Slotkin adds, “This project has really brought out some of the absolute best in the analytics infrastructure at Geisinger. We have a range of data questions here, which include the delivery of care at the individual level and clinical outcomes, of course. Then there are the Farmacy-related questions of medication adherence or the decreased need for medication, as we’ve observed in a number of patients. And then also we have cost of care changes.”

Geisinger work closely with its health insurance company, Geisinger Health Plan, to pull in claims data and integrate it with clinical data. “A lot of the claims side data, so the reduction in per member, per month charges comes from the luxury at Geisinger of being able to get that payer-side data,” he says.
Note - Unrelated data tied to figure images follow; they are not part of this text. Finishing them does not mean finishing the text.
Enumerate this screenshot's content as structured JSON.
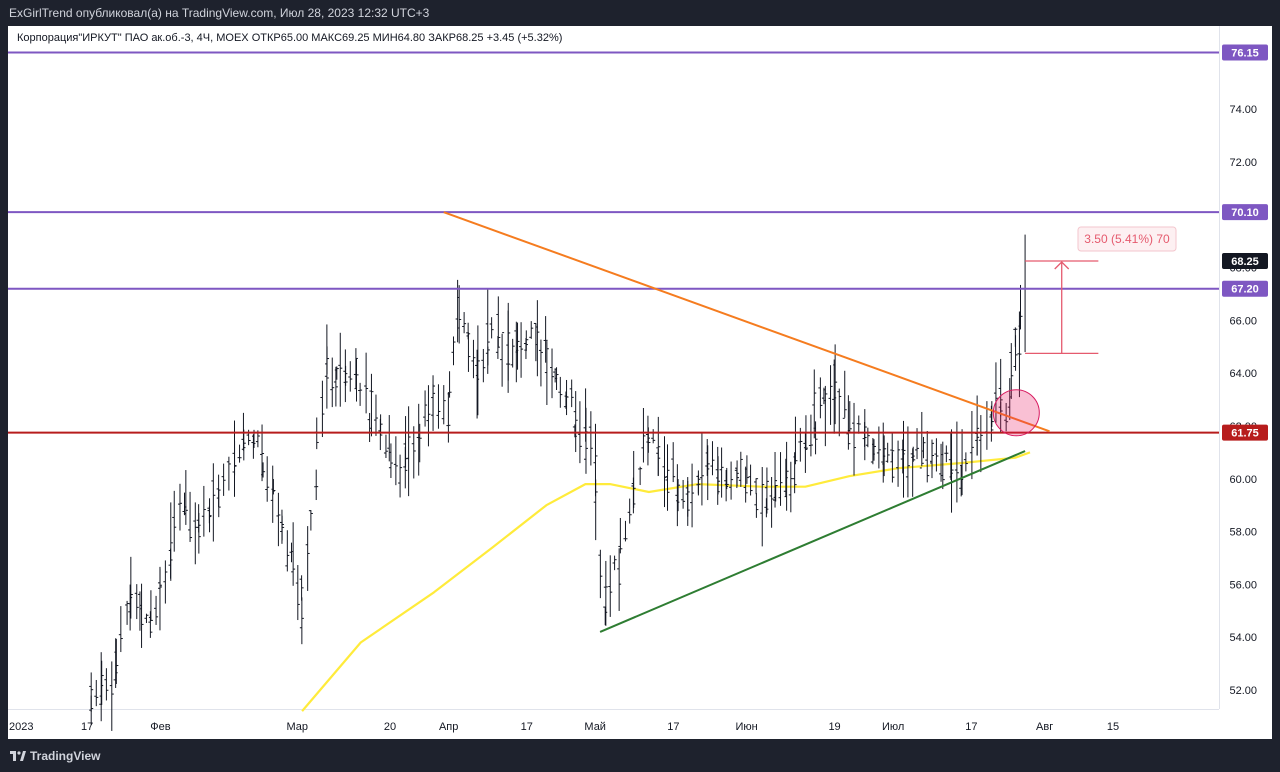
{
  "header": {
    "publisher": "ExGirlTrend опубликовал(а) на TradingView.com, Июл 28, 2023 12:32 UTC+3"
  },
  "legend": {
    "symbol": "Корпорация\"ИРКУТ\" ПАО ак.об.-3, 4Ч, MOEX",
    "open": "ОТКР65.00",
    "high": "МАКС69.25",
    "low": "МИН64.80",
    "close": "ЗАКР68.25",
    "change": "+3.45 (+5.32%)"
  },
  "footer": {
    "brand": "TradingView"
  },
  "colors": {
    "level": "#7e57c2",
    "support": "#b71c1c",
    "descending_trend": "#f57c1f",
    "ascending_trend": "#2e7d32",
    "moving_average": "#ffeb3b",
    "measure": "#e55a6e",
    "bars": "#131722"
  },
  "chart_data": {
    "type": "ohlc",
    "symbol": "Корпорация\"ИРКУТ\" ПАО ак.об.-3",
    "timeframe": "4Ч",
    "exchange": "MOEX",
    "ylim": [
      51.2,
      77.4
    ],
    "y_ticks": [
      "52.00",
      "54.00",
      "56.00",
      "58.00",
      "60.00",
      "62.00",
      "64.00",
      "66.00",
      "68.00",
      "72.00",
      "74.00"
    ],
    "x_ticks": [
      {
        "label": "2023",
        "date": "2023-01-01"
      },
      {
        "label": "17",
        "date": "2023-01-17"
      },
      {
        "label": "Фев",
        "date": "2023-02-01"
      },
      {
        "label": "Мар",
        "date": "2023-03-01"
      },
      {
        "label": "20",
        "date": "2023-03-20"
      },
      {
        "label": "Апр",
        "date": "2023-04-01"
      },
      {
        "label": "17",
        "date": "2023-04-17"
      },
      {
        "label": "Май",
        "date": "2023-05-01"
      },
      {
        "label": "17",
        "date": "2023-05-17"
      },
      {
        "label": "Июн",
        "date": "2023-06-01"
      },
      {
        "label": "19",
        "date": "2023-06-19"
      },
      {
        "label": "Июл",
        "date": "2023-07-01"
      },
      {
        "label": "17",
        "date": "2023-07-17"
      },
      {
        "label": "Авг",
        "date": "2023-08-01"
      },
      {
        "label": "15",
        "date": "2023-08-15"
      }
    ],
    "last_price": 68.25,
    "last_price_label": "68.25",
    "series": [
      {
        "date": "2023-01-18",
        "close": 51.3
      },
      {
        "date": "2023-01-23",
        "close": 52.8
      },
      {
        "date": "2023-01-26",
        "close": 55.5
      },
      {
        "date": "2023-01-30",
        "close": 54.9
      },
      {
        "date": "2023-02-03",
        "close": 56.8
      },
      {
        "date": "2023-02-06",
        "close": 58.9
      },
      {
        "date": "2023-02-09",
        "close": 58.4
      },
      {
        "date": "2023-02-13",
        "close": 59.3
      },
      {
        "date": "2023-02-16",
        "close": 60.6
      },
      {
        "date": "2023-02-20",
        "close": 61.9
      },
      {
        "date": "2023-02-24",
        "close": 59.8
      },
      {
        "date": "2023-02-28",
        "close": 57.1
      },
      {
        "date": "2023-03-02",
        "close": 54.7
      },
      {
        "date": "2023-03-05",
        "close": 60.4
      },
      {
        "date": "2023-03-07",
        "close": 64.4
      },
      {
        "date": "2023-03-09",
        "close": 63.6
      },
      {
        "date": "2023-03-13",
        "close": 64.2
      },
      {
        "date": "2023-03-16",
        "close": 62.7
      },
      {
        "date": "2023-03-20",
        "close": 61.3
      },
      {
        "date": "2023-03-23",
        "close": 60.5
      },
      {
        "date": "2023-03-26",
        "close": 61.7
      },
      {
        "date": "2023-03-29",
        "close": 62.9
      },
      {
        "date": "2023-04-01",
        "close": 62.5
      },
      {
        "date": "2023-04-03",
        "close": 66.2
      },
      {
        "date": "2023-04-07",
        "close": 64.2
      },
      {
        "date": "2023-04-11",
        "close": 65.6
      },
      {
        "date": "2023-04-15",
        "close": 64.8
      },
      {
        "date": "2023-04-19",
        "close": 65.3
      },
      {
        "date": "2023-04-23",
        "close": 64.1
      },
      {
        "date": "2023-04-27",
        "close": 62.4
      },
      {
        "date": "2023-05-01",
        "close": 61.0
      },
      {
        "date": "2023-05-03",
        "close": 55.2
      },
      {
        "date": "2023-05-06",
        "close": 56.9
      },
      {
        "date": "2023-05-09",
        "close": 59.4
      },
      {
        "date": "2023-05-12",
        "close": 61.5
      },
      {
        "date": "2023-05-16",
        "close": 60.5
      },
      {
        "date": "2023-05-20",
        "close": 59.0
      },
      {
        "date": "2023-05-24",
        "close": 60.8
      },
      {
        "date": "2023-05-28",
        "close": 59.9
      },
      {
        "date": "2023-06-01",
        "close": 60.1
      },
      {
        "date": "2023-06-05",
        "close": 58.9
      },
      {
        "date": "2023-06-09",
        "close": 59.7
      },
      {
        "date": "2023-06-13",
        "close": 61.2
      },
      {
        "date": "2023-06-17",
        "close": 62.9
      },
      {
        "date": "2023-06-19",
        "close": 64.1
      },
      {
        "date": "2023-06-22",
        "close": 62.2
      },
      {
        "date": "2023-06-25",
        "close": 61.4
      },
      {
        "date": "2023-06-29",
        "close": 61.0
      },
      {
        "date": "2023-07-03",
        "close": 60.6
      },
      {
        "date": "2023-07-07",
        "close": 61.1
      },
      {
        "date": "2023-07-11",
        "close": 60.8
      },
      {
        "date": "2023-07-15",
        "close": 60.3
      },
      {
        "date": "2023-07-18",
        "close": 61.4
      },
      {
        "date": "2023-07-21",
        "close": 62.0
      },
      {
        "date": "2023-07-23",
        "close": 63.1
      },
      {
        "date": "2023-07-25",
        "close": 62.6
      },
      {
        "date": "2023-07-26",
        "close": 65.5
      },
      {
        "date": "2023-07-27",
        "close": 64.8
      },
      {
        "date": "2023-07-28",
        "close": 68.25
      }
    ],
    "moving_average": [
      {
        "date": "2023-03-02",
        "value": 51.2
      },
      {
        "date": "2023-03-14",
        "value": 53.8
      },
      {
        "date": "2023-03-29",
        "value": 55.7
      },
      {
        "date": "2023-04-10",
        "value": 57.4
      },
      {
        "date": "2023-04-21",
        "value": 59.0
      },
      {
        "date": "2023-04-29",
        "value": 59.8
      },
      {
        "date": "2023-05-04",
        "value": 59.8
      },
      {
        "date": "2023-05-12",
        "value": 59.5
      },
      {
        "date": "2023-05-22",
        "value": 59.8
      },
      {
        "date": "2023-06-04",
        "value": 59.7
      },
      {
        "date": "2023-06-13",
        "value": 59.7
      },
      {
        "date": "2023-06-22",
        "value": 60.1
      },
      {
        "date": "2023-07-02",
        "value": 60.4
      },
      {
        "date": "2023-07-15",
        "value": 60.6
      },
      {
        "date": "2023-07-26",
        "value": 60.8
      },
      {
        "date": "2023-07-29",
        "value": 61.0
      }
    ],
    "horizontal_levels": [
      {
        "value": 76.15,
        "label": "76.15",
        "kind": "level"
      },
      {
        "value": 70.1,
        "label": "70.10",
        "kind": "level"
      },
      {
        "value": 67.2,
        "label": "67.20",
        "kind": "level"
      },
      {
        "value": 61.75,
        "label": "61.75",
        "kind": "support"
      }
    ],
    "trend_lines": [
      {
        "kind": "descending",
        "from": {
          "date": "2023-03-31",
          "value": 70.1
        },
        "to": {
          "date": "2023-08-02",
          "value": 61.8
        }
      },
      {
        "kind": "ascending",
        "from": {
          "date": "2023-05-02",
          "value": 54.2
        },
        "to": {
          "date": "2023-07-28",
          "value": 61.05
        }
      }
    ],
    "highlight": {
      "date": "2023-07-26",
      "value": 62.5
    },
    "measure": {
      "label": "3.50 (5.41%) 70",
      "from_value": 64.75,
      "to_value": 68.25,
      "start_date": "2023-07-28",
      "end_date": "2023-08-12"
    }
  }
}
In addition, executive project leaders are looking at technology solutions to address supply chain issues related to food distribution. “Right now, we’re doing that on a homegrown system and we want to improve on that. Our future roadmap right now, we’re asking some great questions around potentially even the need for customer relationship management (CRM) solutions that can handle distribution and supply chain,” he says.

What’s more, project leaders want to incorporate more social determinants of health data from community partners. “We want to be able to communicate with a patient’s non-Geisinger social worker in the community, and a lot of that data stream is not well-meshed with current versions of electronic health records, at least in their pure form. So, whether we do this through an expanded use of conventional EHRs, or we build our own, or we work with a CRM partner, these are things that we’re actively contemplating as we speak,” he says.

“We found historically that these are often very disengaged patients; they have been disappointed, they don’t know how to take care of themselves and they don’t have resources to buy healthy food,” Feinberg says. “We’re giving them the education and the tools they need, we’re removing the obstacles, and with that, we follow the improved health and improved fiscal outcomes as well.”